Our conclusion was clear: the existing trolley was unfit for continued service and uneconomical to retrofit. Following this assessment, we were engaged to undertake a full redesign of the trolley and rail system, tailored specifically to the site conditions and operational requirements.


Why This Was Not an “Out-of-the-Box” Job

From an engineering and compliance perspective, this system does not fall cleanly under any single Australian Standard.


It is a textbook example of non-standard plant certification: while the trolley is winched, it is not a crane. While it operates on an incline, it is not a conventional lift. While it carries people and equipment, it is not a standard workbox or monorail system.


Instead, it sits between—and draws from—multiple standards, including those relating to:

  • Cranes, hoists and winches

  • Inclined and industrial lift systems

  • Steel structures and mechanical equipment

  • Machinery safety and fall-arrest systems

  • Walkways, access platforms, and rail-based equipment


In practical terms, this required a principles-based approach to create a defensible engineering solution: identifying the intent, safety philosophy, and risk controls embedded across multiple standards, and applying them coherently to a system that does not formally “belong” to any one of them.



The Engineering Challenge

The complexity of the project extended beyond standards interpretation:

  • Steep underground environment, with confined access and significant electrical hazards

  • Aging infrastructure, introducing interface risks between new and legacy systems

  • Remote location, with limited communications and large logistical constraints

  • High consequence of failure, requiring conservative, well-documented design decisions

Every design choice had to balance safety, constructability, operational practicality, and long-term compliance—while remaining defensible to regulators and stakeholders.

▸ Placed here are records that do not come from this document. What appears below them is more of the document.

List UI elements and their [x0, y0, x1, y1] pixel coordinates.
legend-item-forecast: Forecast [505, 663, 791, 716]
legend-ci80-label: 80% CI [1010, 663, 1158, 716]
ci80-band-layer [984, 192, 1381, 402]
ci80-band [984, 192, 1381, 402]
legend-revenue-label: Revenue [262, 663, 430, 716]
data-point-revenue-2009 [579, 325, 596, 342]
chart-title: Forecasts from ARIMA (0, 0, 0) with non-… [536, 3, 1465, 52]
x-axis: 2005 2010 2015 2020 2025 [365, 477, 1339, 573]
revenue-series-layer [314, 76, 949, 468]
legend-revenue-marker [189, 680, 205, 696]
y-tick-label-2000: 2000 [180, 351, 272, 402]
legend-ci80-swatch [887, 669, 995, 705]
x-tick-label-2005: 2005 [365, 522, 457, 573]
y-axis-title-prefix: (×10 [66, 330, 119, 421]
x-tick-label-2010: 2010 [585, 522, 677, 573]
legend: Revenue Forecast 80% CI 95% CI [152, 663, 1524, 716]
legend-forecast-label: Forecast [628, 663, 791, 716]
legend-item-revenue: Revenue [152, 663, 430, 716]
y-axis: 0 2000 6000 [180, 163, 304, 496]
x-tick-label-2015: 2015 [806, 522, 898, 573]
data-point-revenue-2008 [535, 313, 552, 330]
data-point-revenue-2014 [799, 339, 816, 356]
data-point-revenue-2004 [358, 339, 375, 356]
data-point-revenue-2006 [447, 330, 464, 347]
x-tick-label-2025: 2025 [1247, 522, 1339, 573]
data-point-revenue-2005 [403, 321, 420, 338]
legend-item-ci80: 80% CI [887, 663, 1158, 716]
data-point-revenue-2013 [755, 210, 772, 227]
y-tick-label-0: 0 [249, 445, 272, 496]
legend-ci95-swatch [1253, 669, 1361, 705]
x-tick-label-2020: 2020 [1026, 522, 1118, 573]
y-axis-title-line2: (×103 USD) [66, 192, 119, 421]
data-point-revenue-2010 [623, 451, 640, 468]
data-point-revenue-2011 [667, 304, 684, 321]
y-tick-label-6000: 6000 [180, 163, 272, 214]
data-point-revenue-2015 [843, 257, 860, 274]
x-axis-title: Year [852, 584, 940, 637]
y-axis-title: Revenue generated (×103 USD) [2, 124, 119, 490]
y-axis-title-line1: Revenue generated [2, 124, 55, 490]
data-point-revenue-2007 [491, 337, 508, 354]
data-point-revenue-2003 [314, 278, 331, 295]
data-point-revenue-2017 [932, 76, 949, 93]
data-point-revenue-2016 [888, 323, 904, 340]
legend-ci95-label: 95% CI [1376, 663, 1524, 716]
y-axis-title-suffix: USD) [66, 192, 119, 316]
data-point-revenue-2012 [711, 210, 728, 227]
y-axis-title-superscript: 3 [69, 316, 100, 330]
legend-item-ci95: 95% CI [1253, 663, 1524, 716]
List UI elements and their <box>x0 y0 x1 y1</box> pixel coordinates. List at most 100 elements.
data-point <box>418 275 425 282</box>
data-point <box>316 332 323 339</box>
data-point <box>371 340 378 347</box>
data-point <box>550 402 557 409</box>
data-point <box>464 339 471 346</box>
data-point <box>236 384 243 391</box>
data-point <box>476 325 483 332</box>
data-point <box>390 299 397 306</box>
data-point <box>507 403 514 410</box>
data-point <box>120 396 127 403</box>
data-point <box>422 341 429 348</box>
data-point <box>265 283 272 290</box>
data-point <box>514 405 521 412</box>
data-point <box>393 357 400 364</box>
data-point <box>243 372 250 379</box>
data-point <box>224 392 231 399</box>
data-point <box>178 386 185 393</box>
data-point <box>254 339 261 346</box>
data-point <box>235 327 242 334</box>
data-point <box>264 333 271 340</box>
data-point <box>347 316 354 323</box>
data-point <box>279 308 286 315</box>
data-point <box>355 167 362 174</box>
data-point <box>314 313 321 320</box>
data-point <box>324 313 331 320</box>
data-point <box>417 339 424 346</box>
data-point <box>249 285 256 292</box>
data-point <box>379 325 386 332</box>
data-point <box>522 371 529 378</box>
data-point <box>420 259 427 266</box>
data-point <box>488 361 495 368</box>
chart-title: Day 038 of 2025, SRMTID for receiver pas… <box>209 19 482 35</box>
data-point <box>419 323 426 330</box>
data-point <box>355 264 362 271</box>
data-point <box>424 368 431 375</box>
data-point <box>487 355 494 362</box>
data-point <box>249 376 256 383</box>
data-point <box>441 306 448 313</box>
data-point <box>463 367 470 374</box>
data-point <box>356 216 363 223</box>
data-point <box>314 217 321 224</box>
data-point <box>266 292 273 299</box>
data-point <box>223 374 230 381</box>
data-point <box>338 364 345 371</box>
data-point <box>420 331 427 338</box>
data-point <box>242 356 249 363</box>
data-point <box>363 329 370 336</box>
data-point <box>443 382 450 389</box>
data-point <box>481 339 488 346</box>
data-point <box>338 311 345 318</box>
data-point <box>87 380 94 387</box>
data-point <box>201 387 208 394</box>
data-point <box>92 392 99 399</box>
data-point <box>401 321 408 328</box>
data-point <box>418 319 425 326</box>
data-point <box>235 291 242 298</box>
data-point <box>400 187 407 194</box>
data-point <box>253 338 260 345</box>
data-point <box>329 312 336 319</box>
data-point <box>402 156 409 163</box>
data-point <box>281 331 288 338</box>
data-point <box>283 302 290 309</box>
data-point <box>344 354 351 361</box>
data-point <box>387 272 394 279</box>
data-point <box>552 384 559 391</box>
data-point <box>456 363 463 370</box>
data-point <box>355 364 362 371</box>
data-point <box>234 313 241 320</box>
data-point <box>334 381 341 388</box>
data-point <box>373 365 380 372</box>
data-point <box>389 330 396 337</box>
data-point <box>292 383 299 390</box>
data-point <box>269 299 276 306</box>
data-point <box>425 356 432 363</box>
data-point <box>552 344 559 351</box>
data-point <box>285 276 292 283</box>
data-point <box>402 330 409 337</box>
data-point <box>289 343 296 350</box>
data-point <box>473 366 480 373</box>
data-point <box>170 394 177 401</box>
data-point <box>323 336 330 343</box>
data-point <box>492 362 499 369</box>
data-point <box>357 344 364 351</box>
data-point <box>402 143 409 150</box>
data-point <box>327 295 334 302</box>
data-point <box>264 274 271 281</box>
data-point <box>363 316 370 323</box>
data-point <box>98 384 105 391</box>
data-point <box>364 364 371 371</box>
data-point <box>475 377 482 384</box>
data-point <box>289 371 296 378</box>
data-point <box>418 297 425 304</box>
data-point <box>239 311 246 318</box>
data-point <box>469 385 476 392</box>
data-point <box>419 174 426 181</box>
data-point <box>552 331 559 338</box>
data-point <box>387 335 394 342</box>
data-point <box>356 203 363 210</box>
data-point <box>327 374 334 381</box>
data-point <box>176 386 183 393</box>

Innovative Use of 3D Scanning

One of the key enablers for the redesign was detailed spatial data.

To support this, Black Square Engineering designed and fabricated a lightweight custom trolley specifically to carry a terrestrial laser scanner through the inclined shaft. This allowed us to complete high-resolution 3D scanning of the tunnel geometry, rail alignment, and surrounding infrastructure.


Both personnel and equipment were mobilised by air via Canberra, underscoring the logistical planning required for work at this site.


The resulting scan data has been central to developing a system design that fits the actual, as-built conditions underground—rather than relying on legacy drawings or assumptions.

 

Why This Type of Engineering Matters

Projects like this highlight a reality often overlooked outside the engineering profession: standards do not cover every scenario.


When there is no clear-cut standard to follow, or when multiple standards partially apply, the responsibility shifts squarely onto the engineer. This demands:

  • Deep familiarity with the standards landscape

  • Understanding of regulatory and legal expectations

  • Appreciation of client operations and constraints

  • Clear documentation of assumptions, risks, and decisions

Engineering advice in these contexts requires much more than a 'pure' technical solution - it carries physical, legal, environmental, manufacturing, and operational consequences for the client.


Our Niche: The Hard Jobs

Black Square Engineering specialises in projects where:

  • The application of standards is ambiguous or overlapping

  • No single “deemed-to-satisfy” pathway exists

  • The system is bespoke, legacy, or highly constrained

  • Clients need solutions that are practical, safe, and defensible


Whether it is underground infrastructure, specialised plant, or legacy systems that no longer align with modern codes, we work with clients to develop functional engineering solutions that stand up to scrutiny.


If your project feels like a square peg in the codes’ round holes, that is often where our work begins.